Quand le terrein a été bien préparé, & les mauvaises herbes bien extirpées, on plante la graine de l’anil dans les trous dont on vient de parler, qui sont tirés au cordeau, & éloignés les uns des autres d’un pié en tous sens ; ils mettent onze ou treize graines dans chaque trou ; une espece de superstition ayant établi de le semer ainsi en nombre impair : la superstition se mêle par-tout.

Ce travail est le plus pénible qu’il y ait dans la manufacture de l’indigo ; car il faut par l’usage que ceux qui plantent soient presque toujours courbés sans se redresser, jusqu’à ce que la plantation de toute la longueur de la piece soit achevée. Lorsqu’ils sont arrivés au haut de la piece, ils reviennent sur leurs pas, & recouvrent les fosses où ils ont mis la graine, en y poussant avec le pié la terre qu’ils en ont tirée ; & ainsi la graine se trouve couverte d’environ deux pouces de terre.

Toute saison est bonne pour semer la graine d’anil ; il faut cependant observer que ce ne soit pas par un tems trop sec. On choisit donc pour l’ordinaire un tems humide & qui promette de la pluie ; & alors on est sûr de voir la plante levée au bout de trois ou quatre jours.

Quelque précaution qu’on ait prise pour nettoyer le terrein où les graines ont été plantées, il ne faut pas s’endormir quand l’anil est hors de terre, parce que la bonté du terrein jointe à l’humidité, à la chaleur du climat, & aux abondantes rosées qui tombent toutes les nuits, fait naître une quantité prodigieuse de mauvaises herbes qui étoufferoient & gâteroient absolument l’indigotier, si on n’avoit pas un soin extrème de sarcler dès qu’il en paroît, & d’entretenir la plante dans une propreté extraordinaire ; souvent même les herbes sont en partie cause qu’il s’engendre une espece de chenilles qui dévorent en moins de rien toutes les feuilles d’indigotiers.

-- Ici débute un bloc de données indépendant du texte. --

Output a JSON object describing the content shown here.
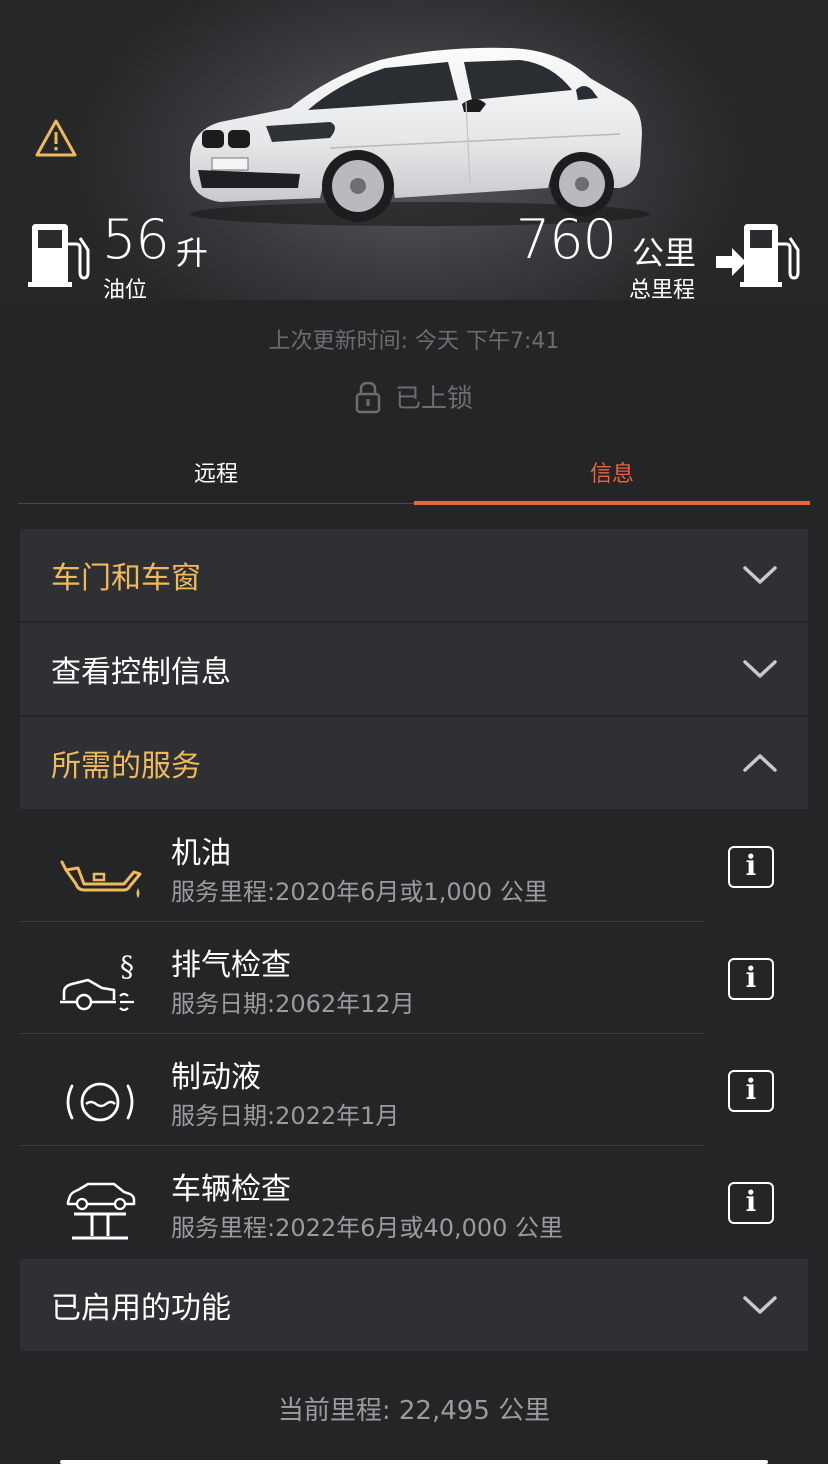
{
  "status": {
    "fuel_value": "56",
    "fuel_unit": "升",
    "fuel_label": "油位",
    "range_value": "760",
    "range_unit": "公里",
    "range_label": "总里程",
    "last_updated": "上次更新时间:  今天 下午7:41",
    "lock_status": "已上锁"
  },
  "tabs": [
    {
      "label": "远程",
      "active": false
    },
    {
      "label": "信息",
      "active": true
    }
  ],
  "sections": {
    "doors": {
      "title": "车门和车窗",
      "expanded": false
    },
    "control": {
      "title": "查看控制信息",
      "expanded": false
    },
    "services": {
      "title": "所需的服务",
      "expanded": true
    },
    "features": {
      "title": "已启用的功能",
      "expanded": false
    }
  },
  "service_items": [
    {
      "title": "机油",
      "detail": "服务里程:2020年6月或1,000 公里",
      "icon": "oil-can-icon"
    },
    {
      "title": "排气检查",
      "detail": "服务日期:2062年12月",
      "icon": "exhaust-check-icon"
    },
    {
      "title": "制动液",
      "detail": "服务日期:2022年1月",
      "icon": "brake-fluid-icon"
    },
    {
      "title": "车辆检查",
      "detail": "服务里程:2022年6月或40,000 公里",
      "icon": "vehicle-lift-icon"
    }
  ],
  "current_mileage": "当前里程:  22,495 公里",
  "colors": {
    "accent": "#e8643c",
    "gold": "#f0b95a",
    "background": "#242527",
    "panel": "#2f3033"
  }
}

Depuis que la plante est sortie de terre, il ne faut que deux mois pour la mûrir entierement, & la mettre en état d’être coupée ; autrement elle fleuriroit, & ses feuilles devenant trop dures & trop seches, donneroient moins d’indigo. Après cette premiere coupe la plante repousse, & l’on peut continuer de la couper de six en six semaines, supposé que le tems soit pluvieux ; car lorsqu’on coupe en tems de sécheresse, on perd les chouques, c’est-à-dire les piés de la plante qui étant bien ménagée peut durer deux années, après quoi il faut l’arracher.

Quant à la maniere d’en tirer la fécule colorante, voyez l’article Indigo.